Tuesday, May 27, 2014

The Pluralist Newsletter



May 26, 2014

Jenny Baruchi challenged the Israeli economic system. She matriculated to Hebrew University and, in doing so, lost many rights afforded to her by the state as a destitute single mother. The state assumed that if she could afford university, then she did not need financial help. Jenny questioned whether if she was a poor yeshiva student instead of a single mother, would she still receive economic stipends for her studies? These types of questions inspired a series of landmark decisions by the Supreme Court, culminating yesterday when IRAC won an important victory against this kind of preferential treatment.

Jenny was right.
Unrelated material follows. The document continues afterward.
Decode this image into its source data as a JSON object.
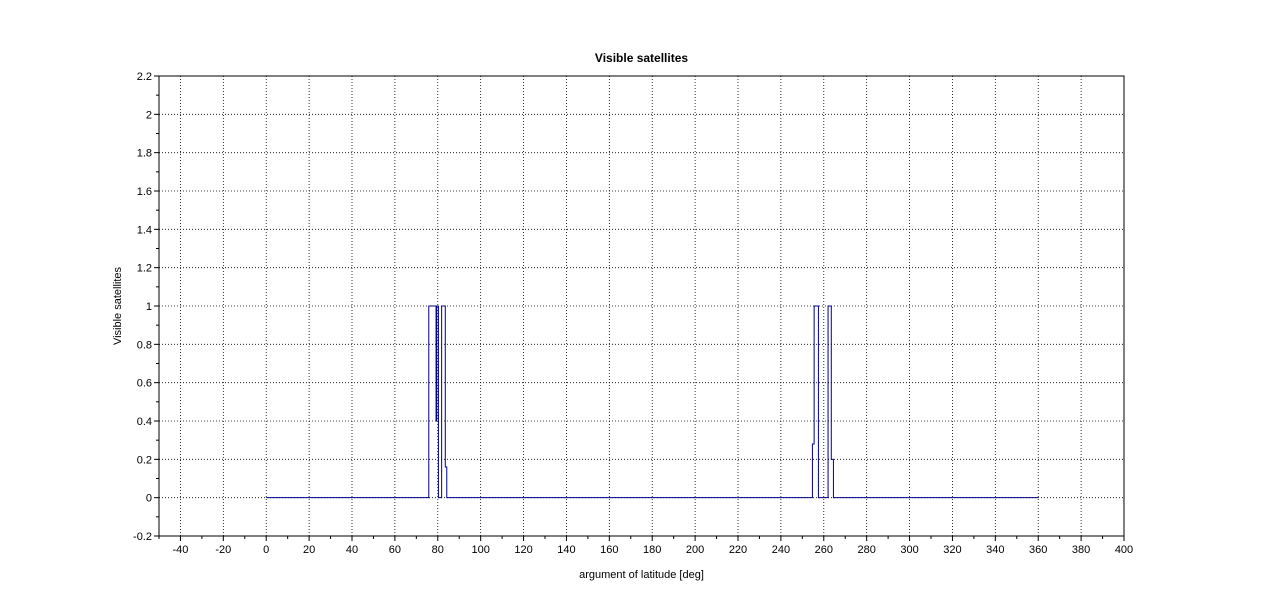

Some 10,000 yeshiva students who fit specific economic criteria receive stipends from the State of Israel paid directly from the Ministry of Education to their pockets. Such payments are supposed to be given, according to Israeli law, only to people who are unable to work, and therefore students are not eligible because they choose to study rather than to enter the workforce. However, for decades the State has continued to pay these stipends to yeshiva students even though the Supreme Court ruled the payments to yeshiva students illegal. The payments were subsequently limited to 5 years for each student under the age of 29. In January 2011, IRAC filed a petition at the Supreme Court stating that this practice is discriminatory.

The government argued in the court that these stipends were helping economic integration of the Haredi community, but the reality was the exact opposite. The stipends encouraged Haredi men, who have the highest unemployment rate in Israel, to remain in yeshiva instead of learning hard skills and joining the workforce. Usually by that point in the yeshiva student’s life, he has a large family and would be unable 
to earn a living in any other way. Even if he wanted to enter the workforce, he would be trapped in 
self-imposed poverty.

Yesterday, a panel of 7 judges unanimously ruled in IRAC's favor stating that economic assistance for yeshiva students is illegal and will be ended by 2015. As Justice Rubinstein stated in the court's decision, this is a critical step both for the Haredi sector and for the society as a whole. What makes this victory significant is the historic step in the direction toward all members of society contributing equally and having the opportunity to benefit equally from the state.

Combining Torah study with real world experiences is as old as Jewish learning itself. The great sages of the Talmud could all have been found in the Yellow Pages of their time. Maimonides was a physician, Hillel a lumberjack, and Yochanan ben Zakai was a cobbler. They all had professions and worked for a living, and they were all models of Torah scholarship. Our Israeli Torah scholars are capable of doing the same.